Cuántas mujeres olvidadas porque ni siquiera ellas mismas pudieron,
pueden o podrán decir ‘esta boca es mía’,
‘este cuerpo es mío’, ‘esto es lo que yo pienso’.
El 25 de enero de 1882 nació Virginia Woolf, a quien honramos en el marco de la conmemoración de su natalicio invocando una de sus obras capitales: Una habitación propia. Esta obra es una de sus aportaciones más destacadas a la literatura y al feminismo moderno. Un lector despistado podría suponer que, al haber dicho “una mujer debe disponer de dinero y una habitación propia si quiere escribir ficción”, se refería a un tema de derechos laborales o a un reclamo legítimo por tener un lugar propio. Sin embargo, el asunto es más profundo e importante, porque analiza la voz antes de las voces; las lecturas de la vida —porque la mujer es, antes que nada, una gran lectora de la vida— antes de las lecturas de los libros, cuando la referencia o la tradición literaria femenina no existía.
De hecho, aborda la escritura femenina considerándola más importante que la Cruzada o la Guerra de las Rosas, siendo el punto de partida las obras de Jane Austen, las hermanas Brontë y George Eliot. Y aun cuando Woolf es, sin lugar a dudas, una de las exponentes más descollantes del pensamiento femenino moderno, no deja de llamar la atención una de sus primeras figuras retóricas cuando habla del “feminismo acabado” de Miss Rebecca West. En este capítulo parece que estamos frente a un estereotipo, pero nada está más alejado de la realidad.
Jane Austen y Emily Brontë fueron voces femeninas que supieron escribir desde su propia voz, sin tratar de imitar la de los otros, la de los hombres. La mujer se arriesga a escribir en una época en la cual hacerlo era un riesgo de vida. No sin razón, Charlotte Brontë desafiaba: “Quien quiera censurarme, que lo haga”. Ese desafío es, desde luego, para el mundo masculino, para el macho que no permite la libertad de expresión ni el desarrollo de la palabra, porque, al fin de cuentas, la palabra es poder: con ella se nombra y se adjetiva el mundo; con las palabras se construye la paz o se declara la guerra.
La discriminación hacia la literatura femenina o hacia las mujeres escritoras, en un oficio considerado propio de hombres, era visible en las críticas mordaces o en la nula circulación de sus obras:
¡Qué genio, qué integridad debieron de necesitar, frente a tantas críticas, en medio de aquella sociedad puramente patriarcal, para aferrarse, sin apocarse, a la cosa tal como la veían!

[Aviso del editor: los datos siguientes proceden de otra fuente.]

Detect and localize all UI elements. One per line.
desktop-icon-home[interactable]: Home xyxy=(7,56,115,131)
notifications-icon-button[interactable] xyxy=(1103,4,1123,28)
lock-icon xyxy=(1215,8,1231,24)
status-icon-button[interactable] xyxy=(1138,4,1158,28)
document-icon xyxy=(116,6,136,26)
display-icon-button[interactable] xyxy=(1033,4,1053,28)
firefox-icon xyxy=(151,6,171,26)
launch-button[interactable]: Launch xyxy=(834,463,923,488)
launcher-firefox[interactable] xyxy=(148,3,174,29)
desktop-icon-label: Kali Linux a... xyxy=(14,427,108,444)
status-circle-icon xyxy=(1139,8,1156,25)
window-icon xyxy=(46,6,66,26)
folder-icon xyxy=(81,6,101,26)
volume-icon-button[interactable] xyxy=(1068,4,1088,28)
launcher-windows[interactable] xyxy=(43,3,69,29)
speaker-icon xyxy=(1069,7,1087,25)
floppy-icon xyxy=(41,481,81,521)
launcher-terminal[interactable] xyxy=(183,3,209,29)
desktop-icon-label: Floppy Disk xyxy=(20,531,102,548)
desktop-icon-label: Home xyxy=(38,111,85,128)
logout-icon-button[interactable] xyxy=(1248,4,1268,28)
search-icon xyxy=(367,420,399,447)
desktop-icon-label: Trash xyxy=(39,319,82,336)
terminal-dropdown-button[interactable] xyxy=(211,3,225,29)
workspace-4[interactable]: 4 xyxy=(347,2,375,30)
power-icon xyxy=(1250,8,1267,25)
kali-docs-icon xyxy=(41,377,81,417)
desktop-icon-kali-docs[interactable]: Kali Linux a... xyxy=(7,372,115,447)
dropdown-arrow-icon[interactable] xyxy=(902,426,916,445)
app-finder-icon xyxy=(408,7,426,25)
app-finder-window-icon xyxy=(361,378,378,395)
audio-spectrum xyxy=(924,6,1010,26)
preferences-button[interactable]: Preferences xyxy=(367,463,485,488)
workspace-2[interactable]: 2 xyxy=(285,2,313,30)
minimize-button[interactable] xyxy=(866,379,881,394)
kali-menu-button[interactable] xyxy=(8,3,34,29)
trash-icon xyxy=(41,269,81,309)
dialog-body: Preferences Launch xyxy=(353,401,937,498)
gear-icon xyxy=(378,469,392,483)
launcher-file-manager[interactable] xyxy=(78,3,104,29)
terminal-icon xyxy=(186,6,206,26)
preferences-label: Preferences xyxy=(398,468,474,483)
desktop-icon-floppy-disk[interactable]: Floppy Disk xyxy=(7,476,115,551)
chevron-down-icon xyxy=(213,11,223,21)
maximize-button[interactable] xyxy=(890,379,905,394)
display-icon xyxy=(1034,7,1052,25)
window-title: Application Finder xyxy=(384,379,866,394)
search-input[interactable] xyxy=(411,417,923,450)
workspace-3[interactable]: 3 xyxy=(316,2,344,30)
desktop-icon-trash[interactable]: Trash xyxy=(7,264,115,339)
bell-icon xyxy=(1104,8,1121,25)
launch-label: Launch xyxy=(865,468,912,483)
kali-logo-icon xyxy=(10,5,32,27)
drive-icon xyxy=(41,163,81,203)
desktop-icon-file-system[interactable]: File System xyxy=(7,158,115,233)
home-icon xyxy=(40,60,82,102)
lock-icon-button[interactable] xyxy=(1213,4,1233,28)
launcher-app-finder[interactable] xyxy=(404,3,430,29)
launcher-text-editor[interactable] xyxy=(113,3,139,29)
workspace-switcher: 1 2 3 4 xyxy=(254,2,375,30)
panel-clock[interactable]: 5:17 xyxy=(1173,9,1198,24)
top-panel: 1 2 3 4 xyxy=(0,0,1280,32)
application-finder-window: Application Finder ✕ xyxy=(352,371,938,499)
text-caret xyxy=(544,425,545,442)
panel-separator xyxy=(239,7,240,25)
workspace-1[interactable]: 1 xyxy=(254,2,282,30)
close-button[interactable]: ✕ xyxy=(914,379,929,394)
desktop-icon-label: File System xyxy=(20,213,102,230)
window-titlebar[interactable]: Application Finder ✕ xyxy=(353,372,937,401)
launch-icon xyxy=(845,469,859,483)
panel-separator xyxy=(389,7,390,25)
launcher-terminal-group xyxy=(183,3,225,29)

Sólo lo hicieron Jane Austen y Emily Brontë. Esto añade una pluma, quizá la mejor, a su tocado. Escriben como escriben las mujeres, no como escriben los hombres. De todos los miles de mujeres que escribieron novelas en aquella época, sólo ellas desoyeron por completo la perpetua amonestación del eterno pedagogo: Escribe esto, piensa lo otro. Virginia Woolf
De hecho, la escritura femenina era una escritura solitaria, sin mayor ambición que la expresión por sí y para sí; quizá en ello radique su honestidad y su fuerza. Por esa razón, recordar a Virginia Woolf —una de las voces más impactantes e influyentes en la historia de la literatura— y retomar su afirmación de que la escritura de la mujer debe ser más corta, diferente, cercana a la voz femenina y mayormente alejada de lo establecido por el hombre, es algo que debemos celebrar como una heroica reiteración de la dignidad femenina, de sus derechos y de su libertad.